La SRA (Sustainable Restaurant Association) ha individuato alcune regole applicabili dai ristoratori ma che possono tornare utili a tutti. Si inizia col “guardate in faccia i vostri fornitori” (un rapporto più diretto con chi vende le materie prime aiuta non solo a scegliere le migliori ma anche ad evitare sprechi); ad essa seguono: “menu trimestrale” (per rispettare la stagionalità), “avere un orto” (per avere a km zero i vegetali di cui abbiamo più bisogno), “insegnate il risparmio energetico alla vostra brigata” (solo un’azione collegiale può cambiare la situazione, e la si ottiene tramite l’informazione ed il confronto), “separate i rifiuti” (una semplice accortezza che ancora fa fatica ad attecchire nelle nostre menti), “offrite diverse dimensioni delle porzioni” (per accontentare tutti i palati senza dover restituire pietanze in cucina), “sostenete iniziative benefiche a favore della comunità” e, infine, “dai visibilità ai tuoi fornitori” (consigli atti a porre l’accento globale sul problema).

Un altro stratagemma per migliorare la salute dell’ambiente è quello di utilizzare scarti alimentari per ottenere altri materiali.

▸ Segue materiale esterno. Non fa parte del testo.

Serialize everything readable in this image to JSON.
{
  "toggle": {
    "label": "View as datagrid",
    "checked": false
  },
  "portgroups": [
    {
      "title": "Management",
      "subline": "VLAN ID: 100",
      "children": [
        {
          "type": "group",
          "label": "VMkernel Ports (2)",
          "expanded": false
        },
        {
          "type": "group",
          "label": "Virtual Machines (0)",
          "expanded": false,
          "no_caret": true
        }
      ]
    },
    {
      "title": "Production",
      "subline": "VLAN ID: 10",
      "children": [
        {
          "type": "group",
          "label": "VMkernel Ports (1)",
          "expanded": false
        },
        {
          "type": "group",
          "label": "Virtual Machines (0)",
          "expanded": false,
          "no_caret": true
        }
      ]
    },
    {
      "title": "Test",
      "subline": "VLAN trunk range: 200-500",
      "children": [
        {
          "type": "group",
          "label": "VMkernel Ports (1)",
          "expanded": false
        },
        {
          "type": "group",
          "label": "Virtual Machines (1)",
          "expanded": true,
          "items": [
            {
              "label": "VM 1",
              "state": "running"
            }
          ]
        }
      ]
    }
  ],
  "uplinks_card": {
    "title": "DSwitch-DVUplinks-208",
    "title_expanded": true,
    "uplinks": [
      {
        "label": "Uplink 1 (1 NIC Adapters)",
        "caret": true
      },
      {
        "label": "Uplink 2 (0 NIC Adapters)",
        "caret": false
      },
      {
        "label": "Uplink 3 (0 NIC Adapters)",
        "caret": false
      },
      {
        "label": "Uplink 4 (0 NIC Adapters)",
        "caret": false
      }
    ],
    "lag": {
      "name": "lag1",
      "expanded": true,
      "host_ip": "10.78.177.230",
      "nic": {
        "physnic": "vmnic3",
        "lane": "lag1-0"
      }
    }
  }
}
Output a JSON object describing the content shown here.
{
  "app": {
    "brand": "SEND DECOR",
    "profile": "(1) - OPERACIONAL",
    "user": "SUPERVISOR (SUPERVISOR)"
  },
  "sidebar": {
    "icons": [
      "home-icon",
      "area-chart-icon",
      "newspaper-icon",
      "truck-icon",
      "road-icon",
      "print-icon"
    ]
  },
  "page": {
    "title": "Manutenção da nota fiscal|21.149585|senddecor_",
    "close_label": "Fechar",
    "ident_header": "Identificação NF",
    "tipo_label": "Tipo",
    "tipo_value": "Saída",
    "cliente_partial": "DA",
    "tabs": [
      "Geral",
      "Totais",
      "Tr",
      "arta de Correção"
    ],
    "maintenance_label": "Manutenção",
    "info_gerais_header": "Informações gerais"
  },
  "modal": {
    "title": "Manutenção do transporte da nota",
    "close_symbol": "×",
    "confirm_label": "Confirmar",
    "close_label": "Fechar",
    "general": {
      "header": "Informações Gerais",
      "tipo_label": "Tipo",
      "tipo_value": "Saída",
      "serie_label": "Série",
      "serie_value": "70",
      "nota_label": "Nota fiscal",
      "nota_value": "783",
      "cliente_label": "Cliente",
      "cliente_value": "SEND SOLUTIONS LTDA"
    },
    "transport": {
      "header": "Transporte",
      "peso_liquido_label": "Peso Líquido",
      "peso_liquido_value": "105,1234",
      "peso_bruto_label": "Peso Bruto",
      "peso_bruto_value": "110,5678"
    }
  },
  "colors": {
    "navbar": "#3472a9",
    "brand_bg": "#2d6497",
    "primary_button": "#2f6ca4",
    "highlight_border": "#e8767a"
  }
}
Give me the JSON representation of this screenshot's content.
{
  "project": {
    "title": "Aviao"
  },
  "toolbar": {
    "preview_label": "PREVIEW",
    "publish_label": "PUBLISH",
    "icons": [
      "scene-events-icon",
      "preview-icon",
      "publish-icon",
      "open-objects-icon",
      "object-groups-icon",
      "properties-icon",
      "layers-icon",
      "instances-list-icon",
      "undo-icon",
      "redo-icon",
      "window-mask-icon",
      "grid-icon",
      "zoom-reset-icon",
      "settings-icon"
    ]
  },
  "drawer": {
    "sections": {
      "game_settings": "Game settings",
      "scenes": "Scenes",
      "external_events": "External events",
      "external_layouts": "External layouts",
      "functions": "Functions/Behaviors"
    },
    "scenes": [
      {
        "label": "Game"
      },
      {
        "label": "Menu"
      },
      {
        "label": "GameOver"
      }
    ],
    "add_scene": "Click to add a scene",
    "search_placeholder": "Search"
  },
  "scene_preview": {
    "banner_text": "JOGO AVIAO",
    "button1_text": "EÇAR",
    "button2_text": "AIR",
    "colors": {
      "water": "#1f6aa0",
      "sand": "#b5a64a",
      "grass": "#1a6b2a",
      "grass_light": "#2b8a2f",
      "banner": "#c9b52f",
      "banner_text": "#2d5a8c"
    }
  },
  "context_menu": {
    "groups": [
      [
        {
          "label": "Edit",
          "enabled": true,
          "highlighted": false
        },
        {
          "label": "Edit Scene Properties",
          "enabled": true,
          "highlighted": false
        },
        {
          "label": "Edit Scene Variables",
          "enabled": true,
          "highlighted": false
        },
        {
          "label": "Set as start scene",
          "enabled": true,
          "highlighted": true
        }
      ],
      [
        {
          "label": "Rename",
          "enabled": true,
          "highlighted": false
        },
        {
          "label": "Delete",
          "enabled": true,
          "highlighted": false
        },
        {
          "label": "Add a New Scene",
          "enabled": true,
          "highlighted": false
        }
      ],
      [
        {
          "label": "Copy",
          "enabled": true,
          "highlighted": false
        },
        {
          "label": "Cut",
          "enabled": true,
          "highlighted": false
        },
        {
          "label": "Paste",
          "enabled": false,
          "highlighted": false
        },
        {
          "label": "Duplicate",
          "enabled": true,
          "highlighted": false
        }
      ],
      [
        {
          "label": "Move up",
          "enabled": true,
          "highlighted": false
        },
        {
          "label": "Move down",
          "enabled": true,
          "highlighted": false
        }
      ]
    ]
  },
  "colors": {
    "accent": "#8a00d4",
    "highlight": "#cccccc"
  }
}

È dell’anno scorso l’idea di Ford (che già tempo prima aveva usato i chicchi di caffè come “benzina” – simultaneamente, o quasi, alla prima auto “a formaggio” progettata da studenti dello Utah) di creare un’auto vegana con plastiche di fibre di pomodoro, ma pure quella di Bmw di fabbricare i pannelli interni con canapa asiatica e quella di Lexus del vano bagagli di canna di zucchero; ad essi si accoda Yokohama con il pneumatico prodotto con olio ricavato dalle bucce d’arancia.

Idee che, declinate in maniera diversa, fanno il giro del mondo. In Turchia utilizzano il pistacchio, e altra frutta secca, per creare un combustibile utile per il riscaldamento. In Repubblica Ceca è stato progettato il Disposable Food Bowl, un contenitore per pizza e hamburger che può essere immesso nel terreno per farvi crescere una pianta. Ad Harvard hanno creato l’involucro per dolci commestibile.

Un po’ ovunque, infine, si stanno diffondendo non solo la conversione al mangiare vegetariano o addirittura vegano (questo tipo di dieta, ricordiamolo, ha 5 volte meno emissioni di una con carne rossa tutti i giorni), ma anche il “lunedi senza carne”. Basta un piccolo sforzo collettivo per salvare il mondo.